Government Department majorly involved in the whole process

The Ministry of Human Resource Development (MHRD) has been now designated as the Ministry of Education (MoE) to bring the focus back on education and learning.

Possible outcomes – Our thoughts

Brighter Sides

  • The policy seems to be a result of thorough research and when implemented might distress the young minds to a great extent.
  • The elimination of the 10+2 pattern will reduce the rate of students dropping out of schools.
  • Since, the policy is intelligently inclined towards associative/active and logical thinking patterns, it will motivate students towards practical knowledge rather than mere ‘rote learning’.
  • Experiential learning will develop scientific spirit among students. It will also make them enjoy the process of learning building a proactive interest in them
  • The current scenario, where due to a widespread pandemic, children are home-schooling anyways, the focus on digital learning in this policy may prove to be highly impactful in a positive manner. With improved investment and infrastructure into e-learning; students, teachers and schools can increase their efficiencies in their respected fields. Students will receive the support and guidance through classroom teaching and supplemental personalised learning via digital at home, giving them the best of both the worlds
  • Introduction of multilinguality on subjects is sure to encourage our rural children to seek enhanced interest in learning.
  • The policy claims equitable access to the highest-quality education for all learners regardless of social and economic background. As a result, rural India will be at the receiving end of superior quality of education and digitalization of learning as well.
  • No hard separation of curricular, extra and co-curricular, arts and science, sports and vocational crafts. Curriculum to integrate Indian culture and ethos.

Challenges

  • Initiating implementation and expansion of 1 year of pre-primary schools by 2024 looks like a challenging task. There might be a huge amount of deliberation required. Also, there might be clashes between the existing policy and the newly introduced one.
  • The policy targets at creating a robust digital infrastructure in the education sector that ensures uninterrupted learning even during unprecedented circumstances. However, setting up apt infrastructure  for the same, developing and integrating quality digital content in a stipulated time period might prove to be a tricky task. This however must be actively taken up by the government. Because only then can we truly bridge the digital divide
  • Apart from these, there might be a number of legal complexities as the policy aims at fulfilling several agendas in a specific time period; i.e. 2040. 
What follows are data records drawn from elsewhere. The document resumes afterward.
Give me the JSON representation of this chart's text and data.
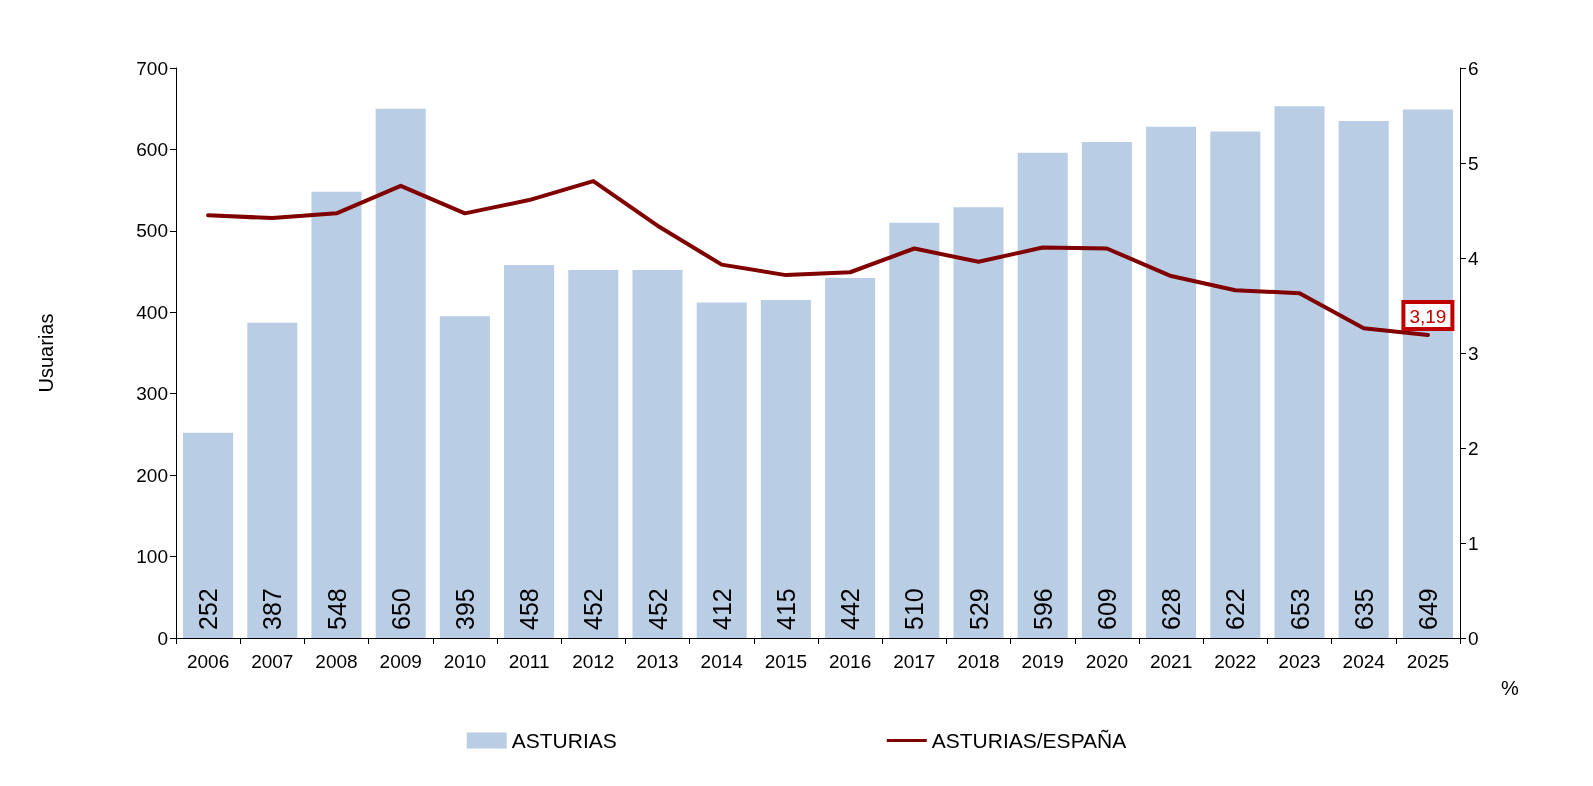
{
  "chart_data": {
    "type": "bar",
    "categories": [
      "2006",
      "2007",
      "2008",
      "2009",
      "2010",
      "2011",
      "2012",
      "2013",
      "2014",
      "2015",
      "2016",
      "2017",
      "2018",
      "2019",
      "2020",
      "2021",
      "2022",
      "2023",
      "2024",
      "2025"
    ],
    "series": [
      {
        "name": "ASTURIAS",
        "color": "#b9cde5",
        "values": [
          252,
          387,
          548,
          650,
          395,
          458,
          452,
          452,
          412,
          415,
          442,
          510,
          529,
          596,
          609,
          628,
          622,
          653,
          635,
          649
        ],
        "value_labels": [
          "252",
          "387",
          "548",
          "650",
          "395",
          "458",
          "452",
          "452",
          "412",
          "415",
          "442",
          "510",
          "529",
          "596",
          "609",
          "628",
          "622",
          "653",
          "635",
          "649"
        ]
      },
      {
        "name": "ASTURIAS/ESPAÑA",
        "type": "line",
        "axis": "y2",
        "color": "#800000",
        "values": [
          4.45,
          4.42,
          4.47,
          4.76,
          4.47,
          4.61,
          4.81,
          4.34,
          3.93,
          3.82,
          3.85,
          4.1,
          3.96,
          4.11,
          4.1,
          3.81,
          3.66,
          3.63,
          3.26,
          3.19
        ],
        "value_labels": [
          null,
          null,
          null,
          null,
          null,
          null,
          null,
          null,
          null,
          null,
          null,
          null,
          null,
          null,
          null,
          null,
          null,
          null,
          null,
          "3,19"
        ]
      }
    ],
    "ylabel": "Usuarias",
    "y2label": "%",
    "ylim": [
      0,
      700
    ],
    "yticks": [
      0,
      100,
      200,
      300,
      400,
      500,
      600,
      700
    ],
    "y2lim": [
      0,
      6
    ],
    "y2ticks": [
      0,
      1,
      2,
      3,
      4,
      5,
      6
    ],
    "grid": false,
    "legend": "bottom",
    "marker": "none",
    "line_style": "solid"
  }
}
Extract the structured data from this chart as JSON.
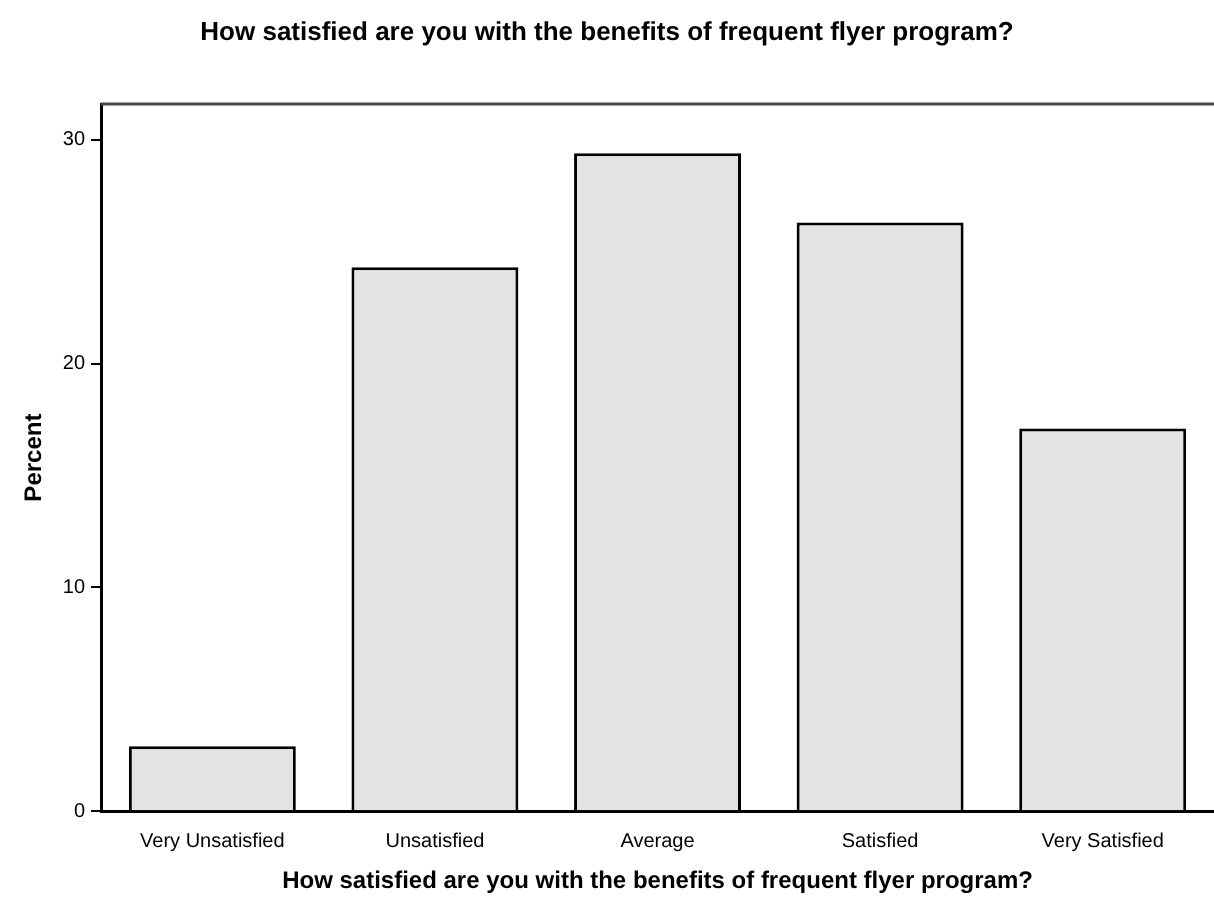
{
  "chart_data": {
    "type": "bar",
    "title": "How satisfied are you with the benefits of frequent flyer program?",
    "xlabel": "How satisfied are you with the benefits of frequent flyer program?",
    "ylabel": "Percent",
    "categories": [
      "Very Unsatisfied",
      "Unsatisfied",
      "Average",
      "Satisfied",
      "Very Satisfied"
    ],
    "values": [
      2.9,
      24.3,
      29.4,
      26.3,
      17.1
    ],
    "color": "#e3e3e3",
    "ylim": [
      0,
      31.6
    ],
    "yticks": [
      0,
      10,
      20,
      30
    ],
    "grid": false,
    "legend": false
  }
}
The policy is likely to escalate multidisciplinary education making it more accessible for students to make their career for a highly competitive world. The change targets at higher and global practices along with providing real-time exposure to students and other stakeholders. Also, we can hope that this fulfils the dreams of several students in the country.

We at iDream Education take it up strongly to deliver digital content in all major local languages. Thus, it already caters well to the point where the policy aims at having textbooks and medium of instruction in local languages upto grade 5. Not only this, we also envision to consistently provide rich digital content to the corner most part of the country attaining far-reaching digital literacy across the country.